Medical Health Cluster

4 septiembre, 2022

Vaping in adolescents and young adults: it’s time to act

On June 23, 2022, the US Food and Drug Administration (FDA) denied Juul Labs marketing approval for all JUUL products that are marketed in the USA. JUUL is an electronic nicotine-delivery system (ENDS) that has higher nicotine content than many other devices and has therefore become a public health target for health-care professionals and others who are concerned about people becoming addicted to nicotine and the use of ENDS as a gateway to smoking. A day after the FDA announcement, the FDA issued a temporary stay of the order after an application by the company through the US Court of Appeals. This was followed by an administrative stay on July 5, 2022, as the FDA “determined that there were scientific issues unique to the JUUL application that warrant additional review.” The stay was met with dismay within the health-care community and calls into question the FDA’s commitment to tackling the vaping epidemic. A few weeks later, a key FDA tobacco scientist left to join Philip Morris, a major tobacco manufacturer that also sells e-cigarettes, heated tobacco, and oral nicotine products.

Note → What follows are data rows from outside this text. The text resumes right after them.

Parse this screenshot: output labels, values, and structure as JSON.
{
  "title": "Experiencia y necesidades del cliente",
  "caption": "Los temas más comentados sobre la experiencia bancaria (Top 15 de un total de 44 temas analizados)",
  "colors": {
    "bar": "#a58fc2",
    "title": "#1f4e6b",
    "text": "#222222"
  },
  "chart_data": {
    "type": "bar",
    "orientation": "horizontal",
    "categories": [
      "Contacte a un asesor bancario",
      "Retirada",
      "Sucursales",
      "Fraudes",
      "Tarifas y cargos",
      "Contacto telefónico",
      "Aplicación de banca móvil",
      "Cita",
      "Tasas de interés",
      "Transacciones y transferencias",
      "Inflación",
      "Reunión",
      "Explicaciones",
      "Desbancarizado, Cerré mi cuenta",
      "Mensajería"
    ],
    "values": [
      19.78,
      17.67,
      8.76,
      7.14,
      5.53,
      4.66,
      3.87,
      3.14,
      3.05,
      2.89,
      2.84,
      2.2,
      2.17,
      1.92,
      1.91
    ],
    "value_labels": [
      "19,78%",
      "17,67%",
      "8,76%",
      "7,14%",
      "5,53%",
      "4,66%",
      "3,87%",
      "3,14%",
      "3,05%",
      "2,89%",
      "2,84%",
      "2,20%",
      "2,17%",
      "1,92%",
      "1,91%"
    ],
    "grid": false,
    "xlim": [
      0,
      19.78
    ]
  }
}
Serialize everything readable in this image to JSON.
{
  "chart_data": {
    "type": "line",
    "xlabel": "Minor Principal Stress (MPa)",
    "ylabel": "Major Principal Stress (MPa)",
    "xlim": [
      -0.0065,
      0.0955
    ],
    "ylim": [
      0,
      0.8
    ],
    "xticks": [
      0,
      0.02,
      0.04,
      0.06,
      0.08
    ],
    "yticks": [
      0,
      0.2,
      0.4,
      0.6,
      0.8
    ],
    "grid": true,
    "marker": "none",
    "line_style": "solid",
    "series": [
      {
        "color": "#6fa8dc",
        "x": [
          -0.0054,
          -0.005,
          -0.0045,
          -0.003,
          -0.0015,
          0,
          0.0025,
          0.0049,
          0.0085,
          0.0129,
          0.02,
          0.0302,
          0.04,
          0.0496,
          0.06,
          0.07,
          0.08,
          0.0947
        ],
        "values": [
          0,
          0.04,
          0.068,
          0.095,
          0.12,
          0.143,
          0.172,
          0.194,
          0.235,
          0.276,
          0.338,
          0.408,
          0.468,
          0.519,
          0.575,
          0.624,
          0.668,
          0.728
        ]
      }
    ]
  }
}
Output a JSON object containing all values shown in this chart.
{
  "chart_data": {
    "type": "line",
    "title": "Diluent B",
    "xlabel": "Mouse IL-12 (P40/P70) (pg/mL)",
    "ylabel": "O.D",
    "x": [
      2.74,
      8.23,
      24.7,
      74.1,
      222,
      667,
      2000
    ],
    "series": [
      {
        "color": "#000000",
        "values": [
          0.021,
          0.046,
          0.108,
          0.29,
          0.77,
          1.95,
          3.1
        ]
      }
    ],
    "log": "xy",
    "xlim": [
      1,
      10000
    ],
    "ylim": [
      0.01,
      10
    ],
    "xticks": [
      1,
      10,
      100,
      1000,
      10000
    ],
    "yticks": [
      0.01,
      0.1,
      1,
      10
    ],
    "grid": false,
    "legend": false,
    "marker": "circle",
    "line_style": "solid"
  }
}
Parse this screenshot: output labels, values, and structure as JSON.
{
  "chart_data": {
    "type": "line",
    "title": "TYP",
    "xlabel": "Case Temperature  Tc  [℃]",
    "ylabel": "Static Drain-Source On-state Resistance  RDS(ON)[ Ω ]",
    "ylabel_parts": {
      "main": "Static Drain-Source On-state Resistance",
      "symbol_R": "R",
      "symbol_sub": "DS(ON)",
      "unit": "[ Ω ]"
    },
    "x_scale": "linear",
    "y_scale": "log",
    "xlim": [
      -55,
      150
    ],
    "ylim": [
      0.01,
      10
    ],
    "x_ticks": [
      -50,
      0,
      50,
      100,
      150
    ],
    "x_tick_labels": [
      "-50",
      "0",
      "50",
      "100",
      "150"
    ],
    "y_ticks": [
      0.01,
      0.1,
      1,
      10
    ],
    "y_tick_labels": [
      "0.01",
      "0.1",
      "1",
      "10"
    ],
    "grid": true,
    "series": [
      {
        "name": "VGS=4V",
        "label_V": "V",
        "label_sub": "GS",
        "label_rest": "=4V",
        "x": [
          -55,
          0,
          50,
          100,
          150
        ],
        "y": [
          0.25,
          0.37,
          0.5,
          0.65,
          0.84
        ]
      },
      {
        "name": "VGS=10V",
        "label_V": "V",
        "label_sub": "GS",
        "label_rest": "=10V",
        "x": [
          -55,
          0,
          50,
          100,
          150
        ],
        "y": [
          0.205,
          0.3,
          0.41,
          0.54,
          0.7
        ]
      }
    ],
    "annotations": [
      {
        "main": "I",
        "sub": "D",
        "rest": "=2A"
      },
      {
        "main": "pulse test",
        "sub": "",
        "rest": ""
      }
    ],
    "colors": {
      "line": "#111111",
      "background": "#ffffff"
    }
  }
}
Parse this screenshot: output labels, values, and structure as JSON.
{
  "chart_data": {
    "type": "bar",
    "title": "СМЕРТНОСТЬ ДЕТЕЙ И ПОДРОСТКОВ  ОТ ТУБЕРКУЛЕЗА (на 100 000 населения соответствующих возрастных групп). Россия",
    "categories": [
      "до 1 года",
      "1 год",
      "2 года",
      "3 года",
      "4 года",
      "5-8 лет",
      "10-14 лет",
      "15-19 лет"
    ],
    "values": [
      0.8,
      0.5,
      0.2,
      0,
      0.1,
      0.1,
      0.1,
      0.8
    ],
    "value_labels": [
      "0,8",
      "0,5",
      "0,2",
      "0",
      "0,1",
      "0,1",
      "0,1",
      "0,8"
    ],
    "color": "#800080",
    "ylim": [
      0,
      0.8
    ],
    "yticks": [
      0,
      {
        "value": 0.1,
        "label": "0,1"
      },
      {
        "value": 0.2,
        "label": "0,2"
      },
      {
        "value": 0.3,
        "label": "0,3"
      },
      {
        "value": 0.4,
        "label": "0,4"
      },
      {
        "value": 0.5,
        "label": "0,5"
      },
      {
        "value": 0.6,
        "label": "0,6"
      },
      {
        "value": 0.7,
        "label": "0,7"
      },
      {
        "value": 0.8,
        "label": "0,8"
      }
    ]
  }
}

It is unsurprising that Juul Labs was quick to oppose the FDA decision, given the known effectiveness of denying marketing approval for tobacco-based products, such as traditional cigarettes, in reducing smoking prevalence. The initial marketing denial order issued by the FDA referred to the JUUL device and four types of pod: 3% and 5% nicotine Virginia tobacco-flavoured pods, and 3% and 5% nicotine menthol-flavoured pods. The menthol flavour, together with many sweet flavours such as gummy bear, vanilla, and custard—all flavours commonly used by ENDS manufacturers—have been criticised as being especially attractive to adolescents and young adults. Furthermore, the US Centers for Disease Control and Prevention (CDC) indicates on their website that approximately two-thirds of JUUL users aged 15–24 years do not know that the devices contain nicotine, which can affect adolescent brain development, with harms continuing into early adulthood. Those who use e-cigarettes are also more likely to start smoking traditional cigarettes than are non-ENDS users.

Other detrimental health effects of ENDS, including cardiopulmonary effects, are known or suspected, despite contrary claims by industry. In 2019, e-cigarette, or vaping, product use associated lung injury (EVALI) was noted in e-cigarette users, with close to 3000 cases reported in the USA by Feb 18, 2020, and 68 deaths. Many cases were thought to be associated with tetrahydrocannabinol (THC)-containing products and vitamin E acetate. More recently, Hariri and colleagues reported in NEJM Evidence a series of four patients with chronic lung disease associated with e-cigarette use. The patients had between a 3-year and an 8-year history of use and reported chest pain and breathlessness. Using imaging techniques, including high-resolution chest CT, the authors observed small airway-centred fibrosis, including constrictive bronchiolitis, and speculated that, given the timing of symptoms, this pattern was most likely due to e-cigarette use. Interestingly, in patients who stopped vaping, there was a partial reversal of disease.

COVID-19 has already left large populations with post-acute lung sequelae, and in a Personal View published in The Lancet Respiratory Medicine on the links between tobacco product use and risks of SARS-CoV-2 infection and COVID-19, Neal Benowitz and colleagues note a five-times increased likelihood of COVID-19 in adolescent and young adult users of e-cigarettes. This figure rose to a nearly seven-times likelihood in those who were also using traditional cigarettes. Clear evidence for the role of cigarette smoking in increasing COVID-19 severity and poor outcomes is also presented by Benowitz and colleagues. As discussed by Jonathan Grigg in a linked Comment, the nicotine hypothesis that proposes a protective effect of nicotine against SARS-CoV-2 infection is based on weak and conflicting evidence, and has been misused by those with vested interests in the sale of tobacco products. He emphasises that ENDS should not be used to reduce COVID-19 risk and, in line with respiratory society recommendations, should not be used for smoking cessation.

The latest CDC statistics show that e-cigarette use in young people is already at alarming levels: in 2021, 11·3% of high school students (about one in nine) used e-cigarettes; the figure was 2·8% (one in 35) for middle school students. There is an urgent need for the FDA, and other health agencies, to act more decisively to prevent a future wave of vaping-associated disease.